With that said, I am very grateful for the amazing team of nurses and midwives that got me to a good place, where we were finally left alone in the room and could enjoy our sweet baby.


 

 One of the hardest things after the labor was that they kept the pitocin running for a good 9 hours after she was born. It was really so uncomfortable to feel light contractions for that entire time as my uterus contracted down. Those poor nurses kept hearing me ask when we could stop the pitocin.



 Our hospital stay was good. We only stayed for a little over 24 hours after she was born because we wanted to get back to our kids since they had already stayed 2 nights with a friend, and once Darin left, he couldn't come back. Looking back, we should have sent Darin home with the kids and I should have stayed that second night with Emmy as that first week home was a hard one, full of daily visits to the clinic to check Emery's jaundice and a visit to the midwives after I passed a large clot and had some large lumps appear on my bad vein leg, which had me really worried about blood clots. Maybe an extra night at the hospital would have been good? Or maybe it wouldn't have mattered in the end? We'll never know.

The staff were all wonderful. It was actually really nice to "socialize" with so many people (all with masks on) as we hadn't done much socializing over the past months.

They do a "special" meal for lunch or dinner after you have a baby and I went with the steak, of course :).

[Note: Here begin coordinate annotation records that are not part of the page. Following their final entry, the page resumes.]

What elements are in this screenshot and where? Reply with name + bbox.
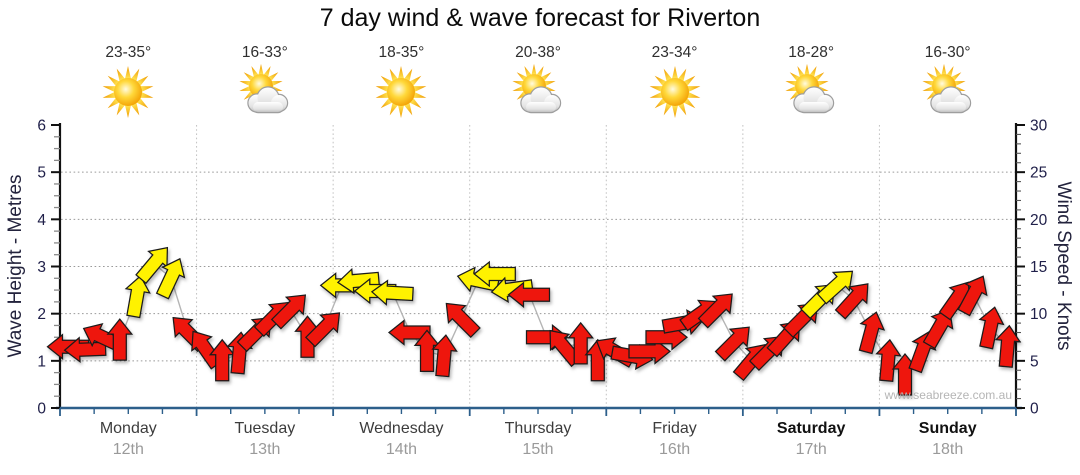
day-date-label: 12th <box>112 441 144 458</box>
wind-arrow <box>270 294 307 330</box>
watermark: www.seabreeze.com.au <box>884 388 1012 402</box>
weather-icon-partly-cloudy <box>236 63 294 125</box>
temp-range-label: 20-38° <box>515 44 561 61</box>
day-date-label: 14th <box>385 441 417 458</box>
gridlines <box>61 171 1015 362</box>
sun-icon <box>376 66 427 118</box>
wind-arrow <box>445 302 481 339</box>
wind-arrow <box>124 275 151 319</box>
right-axis-tick-label: 0 <box>1030 400 1039 417</box>
sun-cloud-icon <box>239 63 289 114</box>
left-axis-tick-label: 0 <box>37 400 46 417</box>
left-axis-tick-label: 3 <box>37 259 46 276</box>
x-axis-ticks <box>59 408 1017 416</box>
day-date-label: 15th <box>522 441 554 458</box>
right-axis-ticks: 0 5 10 15 20 25 30 <box>1016 117 1048 417</box>
day-date-label: 16th <box>658 441 691 458</box>
weather-icon-sunny <box>99 64 157 125</box>
day-name-label: Thursday <box>504 420 572 437</box>
sun-cloud-icon <box>922 63 971 114</box>
right-axis-tick-label: 20 <box>1030 212 1048 229</box>
wind-arrow <box>922 308 954 350</box>
wind-arrow <box>816 270 854 305</box>
day-date-label: 13th <box>249 441 281 458</box>
day-date-label: 17th <box>795 441 827 458</box>
cloud-icon <box>930 86 971 114</box>
cloud-icon <box>520 86 562 114</box>
left-axis-tick-label: 5 <box>37 165 46 182</box>
right-axis-tick-label: 15 <box>1030 259 1047 276</box>
left-axis-tick-label: 1 <box>37 353 46 370</box>
left-axis-tick-label: 4 <box>37 212 46 229</box>
wind-arrow <box>63 336 107 363</box>
temp-range-label: 16-33° <box>241 44 288 61</box>
temp-range-label: 18-28° <box>788 44 835 61</box>
temp-range-label: 16-30° <box>924 44 971 61</box>
wind-arrow <box>994 324 1022 368</box>
wind-arrow <box>834 283 869 320</box>
weather-icon-partly-cloudy <box>782 63 840 125</box>
wind-arrow <box>507 281 551 309</box>
day-name-label: Friday <box>652 420 697 437</box>
cloud-icon <box>793 86 835 114</box>
wind-arrow <box>431 334 458 378</box>
day-date-label: 18th <box>932 441 964 458</box>
right-axis-tick-label: 5 <box>1030 353 1039 370</box>
sun-cloud-icon <box>785 63 835 114</box>
temp-range-label: 23-35° <box>105 44 152 61</box>
weather-icon-partly-cloudy <box>919 63 977 125</box>
wind-arrow <box>336 267 380 295</box>
wind-arrow <box>858 311 886 355</box>
left-axis-ticks: 0 1 2 3 4 5 6 <box>37 117 60 417</box>
wind-arrow <box>697 293 733 329</box>
day-name-label: Monday <box>99 420 157 437</box>
day-name-label: Tuesday <box>234 420 296 437</box>
right-axis-tick-label: 25 <box>1030 165 1047 182</box>
wind-arrow <box>957 275 988 317</box>
cloud-icon <box>247 86 289 114</box>
temp-range-label: 18-35° <box>378 44 425 61</box>
left-axis-tick-label: 2 <box>37 306 46 323</box>
right-axis-tick-label: 10 <box>1030 306 1048 323</box>
weather-icon-partly-cloudy <box>509 63 567 125</box>
day-dividers <box>196 125 880 407</box>
wind-arrow <box>106 318 134 361</box>
wind-arrow <box>714 326 750 362</box>
weather-icon-sunny <box>372 64 430 125</box>
right-axis-tick-label: 30 <box>1030 117 1048 134</box>
sun-icon <box>649 66 700 118</box>
left-axis-tick-label: 6 <box>37 117 46 134</box>
day-name-label: Sunday <box>918 420 977 437</box>
wind-arrow <box>370 279 414 306</box>
weather-icon-sunny <box>646 64 704 125</box>
wind-arrow <box>155 257 186 300</box>
wind-arrow <box>875 338 902 382</box>
wind-arrows <box>46 246 1022 396</box>
sun-icon <box>102 66 154 118</box>
sun-cloud-icon <box>512 63 562 114</box>
wind-arrow <box>304 312 341 348</box>
temp-range-label: 23-34° <box>651 44 698 61</box>
wind-arrow <box>978 306 1005 350</box>
chart-title: 7 day wind & wave forecast for Riverton <box>319 4 761 32</box>
day-name-label: Wednesday <box>359 420 444 437</box>
day-name-label: Saturday <box>776 420 846 437</box>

It was quite the delicious meal. 
We soaked in that hospital time to enjoy snuggles with our new baby and to sleep as much as we could before jumping back into real life with the big kids.



I prayed for months that I would be healthy, that Emery would be healthy, that Darin would be just the right kind of support that I needed, that our kids would be okay at our friend's house, that labor would go smoothly, that the nurses and midwives that would help us would be healthy and happy and just what I needed to get through such a hard thing. While things didn't go exactly as my "dream labor" might have gone, I know that my prayers were answered. I felt so close to my Heavenly Parents. I felt their love and connection and blessings in so many ways, and have continued to feel that through these first weeks of postpartum and new baby.